Eye For Film >> Movies >> Secret Defense (1997) Film Review
Secret Defense
Reviewed by: Angus Wolfe Murray
When faced with a murder mystery, would you be clever and cool like they are in the movies? Sylvie (Sandrine Bonnaire) is a serious woman. She lives alone, works too hard, can't handle relationships and doesn't speak to her mother - or rather does, when she has to, but it's not something she enjoys. She's a cancer research scientist, which means she wears a white coat and messes with test tubes. She never smiles, never has fun and when a persistant ex-boyfriend gives her flowers or asks her out, she doesn't exactly kick him in the crotch but finds ways of avoiding the "oui" word.
Into this super-controlled world bursts her younger brother (Gregoire Colin), claiming he has proof that their father's business partner, a man called Walser (Jerzy Radziwilowicz), murdered him five years ago. The brother is hot-blooded, irrational and angry. He's also got a gun. He says he's going to kill Walser. Sylvie, as you would expect, tells him to calm down and be sensible. He doesn't and isn't. She knows he means it and she knows he'll botch it up and so takes a decision that will change her life forever. She'll do it herself. She'll kill Walser.
Jacques Rivette is not the kind of director who would contemplate making a thriller in the Hitchcockian tradition. He is interested in human response. Sylvie is not clever and cool now. She is in a state of shock, which explains why Rivette follows her on the train journey, watching her, forcing the audience to experience what she is experiencing (does it really take that long?), as she goes out to the chateau in the country where Walser is staying with his pretty secretary.
Things do not go well.

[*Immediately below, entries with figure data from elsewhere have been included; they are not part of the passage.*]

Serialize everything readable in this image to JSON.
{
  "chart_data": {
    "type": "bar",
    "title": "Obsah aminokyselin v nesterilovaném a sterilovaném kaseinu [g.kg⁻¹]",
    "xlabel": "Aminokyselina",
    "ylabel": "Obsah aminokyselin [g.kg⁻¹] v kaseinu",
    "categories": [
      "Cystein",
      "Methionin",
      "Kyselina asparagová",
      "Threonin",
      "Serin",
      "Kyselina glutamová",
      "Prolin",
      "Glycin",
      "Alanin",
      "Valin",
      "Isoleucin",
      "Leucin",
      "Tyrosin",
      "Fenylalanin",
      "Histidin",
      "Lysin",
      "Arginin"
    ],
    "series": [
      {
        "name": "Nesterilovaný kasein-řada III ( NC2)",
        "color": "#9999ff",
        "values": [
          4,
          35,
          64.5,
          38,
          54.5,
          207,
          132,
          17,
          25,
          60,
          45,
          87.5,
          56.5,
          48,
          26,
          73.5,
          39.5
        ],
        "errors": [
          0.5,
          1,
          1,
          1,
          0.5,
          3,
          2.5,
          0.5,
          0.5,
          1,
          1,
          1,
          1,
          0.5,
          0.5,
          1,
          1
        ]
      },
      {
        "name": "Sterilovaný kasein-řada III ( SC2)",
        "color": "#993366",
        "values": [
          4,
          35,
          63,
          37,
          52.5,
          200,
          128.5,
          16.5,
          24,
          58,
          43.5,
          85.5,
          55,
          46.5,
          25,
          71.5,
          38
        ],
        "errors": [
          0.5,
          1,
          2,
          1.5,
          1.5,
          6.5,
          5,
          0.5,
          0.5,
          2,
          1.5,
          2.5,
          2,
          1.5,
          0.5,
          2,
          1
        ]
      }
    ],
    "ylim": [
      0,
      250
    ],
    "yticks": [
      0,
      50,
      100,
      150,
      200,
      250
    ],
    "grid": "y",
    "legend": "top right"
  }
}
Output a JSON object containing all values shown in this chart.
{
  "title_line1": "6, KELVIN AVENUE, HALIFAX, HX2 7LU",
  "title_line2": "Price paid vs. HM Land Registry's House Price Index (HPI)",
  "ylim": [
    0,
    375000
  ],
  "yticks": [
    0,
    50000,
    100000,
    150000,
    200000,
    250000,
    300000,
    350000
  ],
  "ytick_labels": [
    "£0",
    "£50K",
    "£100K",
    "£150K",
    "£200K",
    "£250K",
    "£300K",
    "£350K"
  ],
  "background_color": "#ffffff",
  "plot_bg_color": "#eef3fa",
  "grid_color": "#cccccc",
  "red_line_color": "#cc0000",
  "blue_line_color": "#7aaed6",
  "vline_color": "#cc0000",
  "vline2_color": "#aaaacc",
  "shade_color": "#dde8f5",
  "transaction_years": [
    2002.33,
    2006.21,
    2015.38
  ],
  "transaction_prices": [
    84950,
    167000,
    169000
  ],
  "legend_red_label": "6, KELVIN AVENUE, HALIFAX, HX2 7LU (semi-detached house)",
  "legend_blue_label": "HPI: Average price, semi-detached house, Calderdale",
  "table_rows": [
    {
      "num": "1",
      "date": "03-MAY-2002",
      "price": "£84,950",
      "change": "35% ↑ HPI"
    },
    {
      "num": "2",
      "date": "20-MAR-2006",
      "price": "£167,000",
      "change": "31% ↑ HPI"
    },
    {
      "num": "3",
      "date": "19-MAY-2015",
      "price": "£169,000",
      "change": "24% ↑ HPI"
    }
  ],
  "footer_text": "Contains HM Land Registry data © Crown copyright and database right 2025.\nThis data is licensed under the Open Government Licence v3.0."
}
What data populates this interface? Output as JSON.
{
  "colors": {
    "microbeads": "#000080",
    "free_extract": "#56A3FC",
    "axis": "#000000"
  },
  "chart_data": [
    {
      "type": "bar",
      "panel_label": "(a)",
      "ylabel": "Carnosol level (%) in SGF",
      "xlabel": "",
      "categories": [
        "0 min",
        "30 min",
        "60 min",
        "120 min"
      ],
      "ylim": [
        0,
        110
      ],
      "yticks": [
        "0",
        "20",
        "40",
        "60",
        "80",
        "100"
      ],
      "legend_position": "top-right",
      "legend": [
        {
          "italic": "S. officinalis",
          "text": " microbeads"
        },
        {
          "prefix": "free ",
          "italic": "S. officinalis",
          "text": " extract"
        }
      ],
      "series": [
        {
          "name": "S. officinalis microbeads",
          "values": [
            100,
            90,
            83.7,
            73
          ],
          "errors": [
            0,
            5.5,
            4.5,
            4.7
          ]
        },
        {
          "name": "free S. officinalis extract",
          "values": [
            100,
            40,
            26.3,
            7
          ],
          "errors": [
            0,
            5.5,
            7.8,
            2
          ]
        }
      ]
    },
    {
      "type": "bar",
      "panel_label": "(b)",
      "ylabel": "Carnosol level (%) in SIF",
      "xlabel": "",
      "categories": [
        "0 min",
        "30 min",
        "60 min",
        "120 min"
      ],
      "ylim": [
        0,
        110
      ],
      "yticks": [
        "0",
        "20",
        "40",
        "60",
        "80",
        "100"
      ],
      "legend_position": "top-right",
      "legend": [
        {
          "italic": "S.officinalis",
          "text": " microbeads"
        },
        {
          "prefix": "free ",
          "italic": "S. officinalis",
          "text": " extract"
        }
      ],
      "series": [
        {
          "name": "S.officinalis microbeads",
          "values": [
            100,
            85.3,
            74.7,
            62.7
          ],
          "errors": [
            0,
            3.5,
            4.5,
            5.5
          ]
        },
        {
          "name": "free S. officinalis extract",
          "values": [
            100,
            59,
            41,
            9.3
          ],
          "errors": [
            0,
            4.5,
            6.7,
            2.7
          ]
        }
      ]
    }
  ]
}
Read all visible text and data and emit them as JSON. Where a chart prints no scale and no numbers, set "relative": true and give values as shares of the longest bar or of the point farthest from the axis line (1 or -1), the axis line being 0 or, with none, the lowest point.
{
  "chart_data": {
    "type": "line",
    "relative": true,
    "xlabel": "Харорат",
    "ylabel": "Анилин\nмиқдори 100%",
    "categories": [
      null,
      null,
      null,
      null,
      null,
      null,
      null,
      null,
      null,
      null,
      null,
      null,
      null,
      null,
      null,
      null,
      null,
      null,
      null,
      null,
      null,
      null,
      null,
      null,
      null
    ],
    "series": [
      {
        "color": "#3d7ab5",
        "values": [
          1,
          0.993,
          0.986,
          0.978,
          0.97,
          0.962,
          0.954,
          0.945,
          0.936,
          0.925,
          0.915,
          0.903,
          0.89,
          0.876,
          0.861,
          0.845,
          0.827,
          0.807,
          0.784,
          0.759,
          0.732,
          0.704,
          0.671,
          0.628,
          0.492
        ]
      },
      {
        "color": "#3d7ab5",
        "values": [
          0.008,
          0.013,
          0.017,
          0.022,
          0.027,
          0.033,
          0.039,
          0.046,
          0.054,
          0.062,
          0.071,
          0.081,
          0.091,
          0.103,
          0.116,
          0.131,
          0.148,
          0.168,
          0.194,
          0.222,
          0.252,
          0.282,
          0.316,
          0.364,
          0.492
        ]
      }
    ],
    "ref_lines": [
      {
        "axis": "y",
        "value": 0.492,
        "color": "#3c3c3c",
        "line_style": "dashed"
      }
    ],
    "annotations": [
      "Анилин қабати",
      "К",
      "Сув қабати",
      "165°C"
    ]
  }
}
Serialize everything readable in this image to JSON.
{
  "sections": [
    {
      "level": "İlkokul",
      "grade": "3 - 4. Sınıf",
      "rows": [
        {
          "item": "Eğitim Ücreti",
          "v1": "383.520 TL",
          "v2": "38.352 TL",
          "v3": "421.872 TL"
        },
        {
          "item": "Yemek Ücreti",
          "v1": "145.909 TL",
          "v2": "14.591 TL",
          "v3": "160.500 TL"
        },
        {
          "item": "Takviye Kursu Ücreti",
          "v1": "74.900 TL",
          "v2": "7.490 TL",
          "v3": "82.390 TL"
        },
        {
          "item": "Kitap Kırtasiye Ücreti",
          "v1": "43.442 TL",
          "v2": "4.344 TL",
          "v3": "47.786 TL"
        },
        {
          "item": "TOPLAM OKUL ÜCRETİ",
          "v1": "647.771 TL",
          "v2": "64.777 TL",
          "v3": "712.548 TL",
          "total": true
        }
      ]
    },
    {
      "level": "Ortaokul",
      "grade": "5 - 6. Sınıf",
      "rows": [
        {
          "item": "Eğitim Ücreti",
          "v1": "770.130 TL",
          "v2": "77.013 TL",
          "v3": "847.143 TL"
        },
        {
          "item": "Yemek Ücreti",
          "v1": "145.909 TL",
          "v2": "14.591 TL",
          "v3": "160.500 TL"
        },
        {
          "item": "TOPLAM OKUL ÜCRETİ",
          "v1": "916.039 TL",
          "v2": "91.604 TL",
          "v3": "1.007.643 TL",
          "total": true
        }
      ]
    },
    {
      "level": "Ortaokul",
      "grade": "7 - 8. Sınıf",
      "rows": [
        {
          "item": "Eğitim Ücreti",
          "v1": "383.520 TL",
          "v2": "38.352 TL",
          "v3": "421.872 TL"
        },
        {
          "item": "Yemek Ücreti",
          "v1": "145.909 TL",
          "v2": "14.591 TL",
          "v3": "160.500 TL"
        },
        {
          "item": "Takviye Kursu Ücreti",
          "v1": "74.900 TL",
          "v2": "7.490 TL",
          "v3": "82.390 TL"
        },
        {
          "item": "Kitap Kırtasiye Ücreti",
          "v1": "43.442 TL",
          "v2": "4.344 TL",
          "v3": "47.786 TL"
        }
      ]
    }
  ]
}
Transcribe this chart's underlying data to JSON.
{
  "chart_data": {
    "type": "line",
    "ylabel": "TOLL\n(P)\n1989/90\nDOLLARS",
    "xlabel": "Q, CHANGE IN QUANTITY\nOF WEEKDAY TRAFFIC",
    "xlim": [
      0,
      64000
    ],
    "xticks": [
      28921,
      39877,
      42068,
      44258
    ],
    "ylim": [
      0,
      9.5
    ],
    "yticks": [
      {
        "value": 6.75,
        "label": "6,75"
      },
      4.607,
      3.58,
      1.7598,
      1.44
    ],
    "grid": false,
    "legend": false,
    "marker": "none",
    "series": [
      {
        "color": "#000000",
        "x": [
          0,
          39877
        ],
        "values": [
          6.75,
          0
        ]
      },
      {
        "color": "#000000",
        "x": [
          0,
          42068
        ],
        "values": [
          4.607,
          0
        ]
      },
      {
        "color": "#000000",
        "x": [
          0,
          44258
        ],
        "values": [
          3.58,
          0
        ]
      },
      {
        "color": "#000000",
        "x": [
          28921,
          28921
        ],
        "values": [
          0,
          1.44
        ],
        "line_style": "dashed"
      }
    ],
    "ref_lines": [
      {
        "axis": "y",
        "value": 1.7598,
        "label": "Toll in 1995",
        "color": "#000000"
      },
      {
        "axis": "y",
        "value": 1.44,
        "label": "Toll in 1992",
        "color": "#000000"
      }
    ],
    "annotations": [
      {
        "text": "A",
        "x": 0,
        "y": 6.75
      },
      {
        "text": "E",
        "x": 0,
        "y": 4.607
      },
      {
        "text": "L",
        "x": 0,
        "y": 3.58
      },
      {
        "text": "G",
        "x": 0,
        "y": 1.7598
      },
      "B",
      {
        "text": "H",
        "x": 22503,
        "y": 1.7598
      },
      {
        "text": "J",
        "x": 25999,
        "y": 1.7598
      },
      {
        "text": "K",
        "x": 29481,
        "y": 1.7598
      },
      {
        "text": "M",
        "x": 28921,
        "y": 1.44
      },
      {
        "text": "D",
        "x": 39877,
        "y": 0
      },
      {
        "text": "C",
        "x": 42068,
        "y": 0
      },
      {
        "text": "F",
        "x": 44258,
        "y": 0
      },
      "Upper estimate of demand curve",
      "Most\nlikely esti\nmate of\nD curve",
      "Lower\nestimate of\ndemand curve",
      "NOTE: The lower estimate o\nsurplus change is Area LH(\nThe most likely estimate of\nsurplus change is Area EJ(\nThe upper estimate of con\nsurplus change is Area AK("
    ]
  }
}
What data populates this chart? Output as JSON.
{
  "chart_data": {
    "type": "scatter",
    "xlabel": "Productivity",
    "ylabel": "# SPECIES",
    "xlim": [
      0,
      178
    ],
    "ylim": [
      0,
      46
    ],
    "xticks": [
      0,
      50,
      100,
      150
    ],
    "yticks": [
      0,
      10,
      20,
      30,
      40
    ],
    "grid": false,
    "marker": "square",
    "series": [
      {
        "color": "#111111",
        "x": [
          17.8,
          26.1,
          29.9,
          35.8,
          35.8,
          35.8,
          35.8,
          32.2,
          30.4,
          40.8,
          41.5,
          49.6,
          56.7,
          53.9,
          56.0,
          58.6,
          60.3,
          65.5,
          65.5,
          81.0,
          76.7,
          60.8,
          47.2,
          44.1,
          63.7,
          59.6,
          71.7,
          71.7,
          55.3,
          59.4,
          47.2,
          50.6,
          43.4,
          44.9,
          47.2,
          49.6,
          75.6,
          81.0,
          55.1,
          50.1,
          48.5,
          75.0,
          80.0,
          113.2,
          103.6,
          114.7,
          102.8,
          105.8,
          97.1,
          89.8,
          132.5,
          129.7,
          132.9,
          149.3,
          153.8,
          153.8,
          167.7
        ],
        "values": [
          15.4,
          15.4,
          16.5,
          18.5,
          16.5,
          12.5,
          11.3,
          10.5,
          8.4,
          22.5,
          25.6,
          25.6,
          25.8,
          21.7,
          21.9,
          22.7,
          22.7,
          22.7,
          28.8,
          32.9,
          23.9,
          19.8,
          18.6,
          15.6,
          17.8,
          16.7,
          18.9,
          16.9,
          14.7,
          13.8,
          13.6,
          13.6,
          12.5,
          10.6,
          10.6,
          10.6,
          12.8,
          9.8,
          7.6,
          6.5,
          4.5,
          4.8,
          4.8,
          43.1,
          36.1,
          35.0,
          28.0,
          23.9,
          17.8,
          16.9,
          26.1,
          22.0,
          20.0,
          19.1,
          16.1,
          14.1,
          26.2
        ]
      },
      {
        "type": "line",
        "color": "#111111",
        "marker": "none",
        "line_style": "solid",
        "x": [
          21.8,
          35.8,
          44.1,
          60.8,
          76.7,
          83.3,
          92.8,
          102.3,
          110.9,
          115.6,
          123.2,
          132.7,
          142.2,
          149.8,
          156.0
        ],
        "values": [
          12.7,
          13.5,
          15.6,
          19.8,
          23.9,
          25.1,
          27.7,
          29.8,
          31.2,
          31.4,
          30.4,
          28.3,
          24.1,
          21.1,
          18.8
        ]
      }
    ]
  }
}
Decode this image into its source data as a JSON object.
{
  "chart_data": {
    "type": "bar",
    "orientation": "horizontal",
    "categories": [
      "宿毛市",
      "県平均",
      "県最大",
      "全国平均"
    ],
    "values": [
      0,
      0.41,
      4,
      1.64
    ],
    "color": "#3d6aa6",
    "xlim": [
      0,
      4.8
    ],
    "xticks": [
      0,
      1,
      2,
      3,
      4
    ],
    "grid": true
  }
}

This is true to life. The best laid plans, etc... The film is almost three hours long. At times, you feel every breath in your throat, every blink of your eye. Rivette's dedication to the reality of the moment, always from Sylvie's viewpoint, is uncompromising. There are twists to the story that appear more as accidents than plot structured surprises.
Bonnaire has an intensity that is powerful and compelling. Radziwilowicz, who worked with Wajda in Poland, has an intimacy that belies his menacing presence. It is not an easy film to watch, ending like a drawing room melodrama, and yet remains in your thoughts as something unexpected and unique.